Морщина на лбу поперечным надрезом.
Полоска на носу от дужки очков.
Натруженные глаза в кровавых прожилках.
— Мы не писатели. Мы — Божьи дурачки. Разобраться бы в том, к чему приставлен, — большего не надо.
За работу усаживался плотно, усидчиво, отключив телефон, в завале книг и бумаг, где проглядывал одному ему известный порядок. Карандаши затачивал до малых огрызков, ими и пользовался, откидывая затупленные. Жизнь провел со словом, отбирая из словаря-отстойника, гнулся от непомерного труда, оглаживая ладонями, обжигаясь и обжигая, чеканом подчищая заусенец до легкого дыхания строки, пластинчатой ее упругости. Рассказы писал строго, истово, продираясь через врата букв, уважал выдуманных героев, жалуя и наказывая по заслугам, чаще жалуя, точнее, жалея. К вечеру с воплем выскакивал из кабинета: «Машка, пошли по бабам!..» Это означало: день был добычлив, не в пример прочим.

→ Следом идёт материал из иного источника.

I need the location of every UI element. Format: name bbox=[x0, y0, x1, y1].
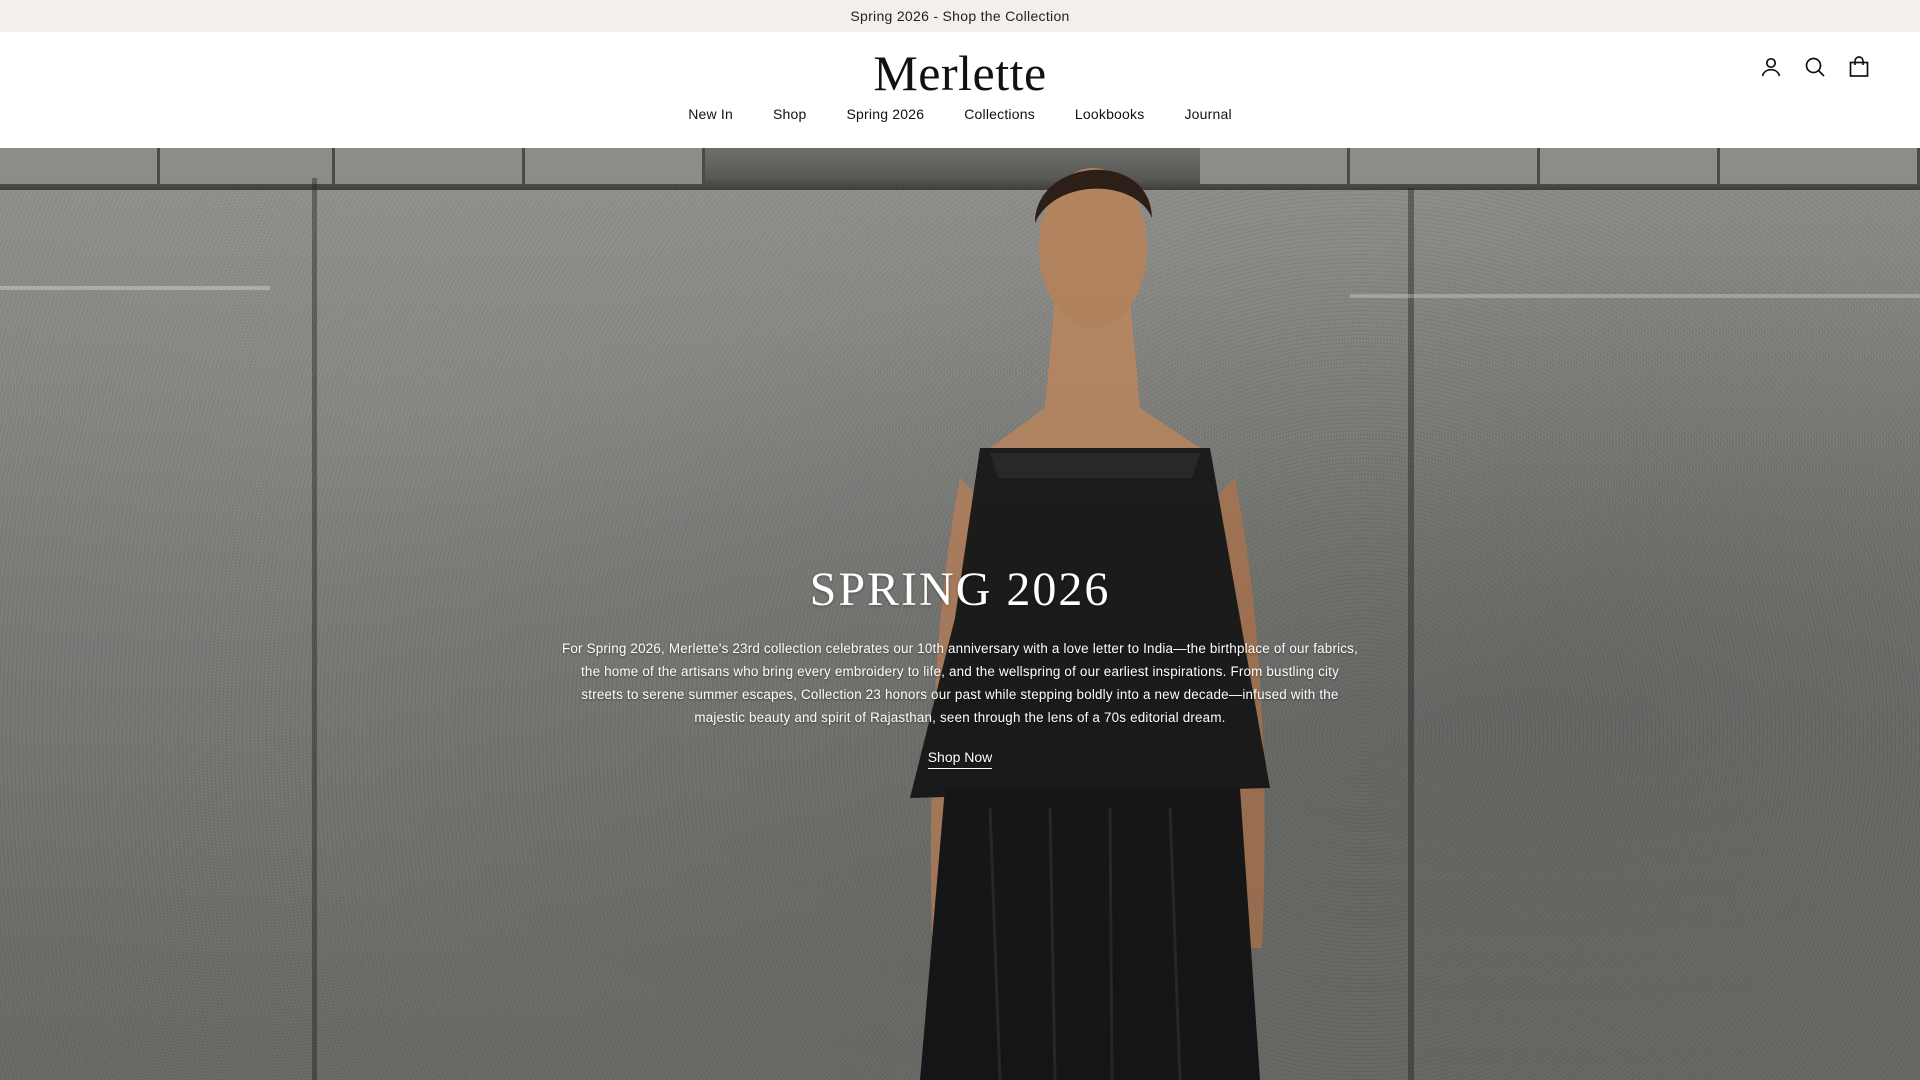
nav-item-lookbooks[interactable]: Lookbooks bbox=[1055, 106, 1165, 122]
hero-title: SPRING 2026 bbox=[809, 563, 1111, 616]
hero-description: For Spring 2026, Merlette's 23rd collect… bbox=[562, 641, 1358, 725]
site-header: Merlette New In Shop Spring 2026 Collect… bbox=[0, 32, 1920, 148]
nav-item-spring-2026[interactable]: Spring 2026 bbox=[827, 106, 945, 122]
hero-banner[interactable]: SPRING 2026 For Spring 2026, Merlette's … bbox=[0, 148, 1920, 1080]
cart-button[interactable] bbox=[1846, 54, 1872, 80]
search-icon bbox=[1805, 57, 1825, 77]
bag-icon bbox=[1849, 56, 1869, 77]
brand-logo-wrapper: Merlette bbox=[0, 44, 1920, 102]
nav-item-new-in[interactable]: New In bbox=[668, 106, 753, 122]
shop-now-link[interactable]: Shop Now bbox=[927, 749, 993, 769]
announcement-text[interactable]: Spring 2026 - Shop the Collection bbox=[850, 8, 1069, 24]
brand-logo[interactable]: Merlette bbox=[873, 45, 1046, 101]
main-nav: New In Shop Spring 2026 Collections Look… bbox=[0, 106, 1920, 122]
account-icon bbox=[1761, 57, 1781, 77]
search-button[interactable] bbox=[1802, 54, 1828, 80]
account-button[interactable] bbox=[1758, 54, 1784, 80]
header-icons bbox=[1758, 54, 1872, 80]
nav-item-collections[interactable]: Collections bbox=[944, 106, 1055, 122]
announcement-bar[interactable]: Spring 2026 - Shop the Collection bbox=[0, 0, 1920, 32]
nav-item-shop[interactable]: Shop bbox=[753, 106, 827, 122]
hero-content: SPRING 2026 For Spring 2026, Merlette's … bbox=[560, 562, 1360, 769]
nav-item-journal[interactable]: Journal bbox=[1164, 106, 1251, 122]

Что доступно ощущению творца, живущего ремеслом рук своих? Беспокойство глины на гончарном кругу, которая еще не знает, что из нее вылепят. Опасения капли стекла на трубке стеклодува. Глыбы мрамора под резцом создателя. Волнение слова за свою судьбу, за соседей на строке, с которыми век вековать. (Кувшин хранит прикосновения гончара, бокал — дыхание стеклодува, строка — сомнения сочинителя. Мудрец из Межирича мог описать человека, углядев изделие его рук, — тяжко, наверно, ему жилось в мире вещей, неряшливо сотворенных.)
«Гоша, — соблазняли приятели, — славный ты наш! Поехали на байдарках, Обь-Енисей, куда течение вынесет. Там глухие края, Гоша, мужиков недостача; бабы на берег выходят, зазывают сиренами — тебе в самый раз». — «Знаю я этих баб: причалишь — разорвут, натешившись. Лучше меня тут умертвите». И снова прикипал к столу, к работе-изнурению, восторгаясь и проклиная до надорванной жилки в груди, прохудившегося сосудика. Свобода ожидала его за столом с каждым словом, репликой, поворотом сюжета, неволя поджидала галерная.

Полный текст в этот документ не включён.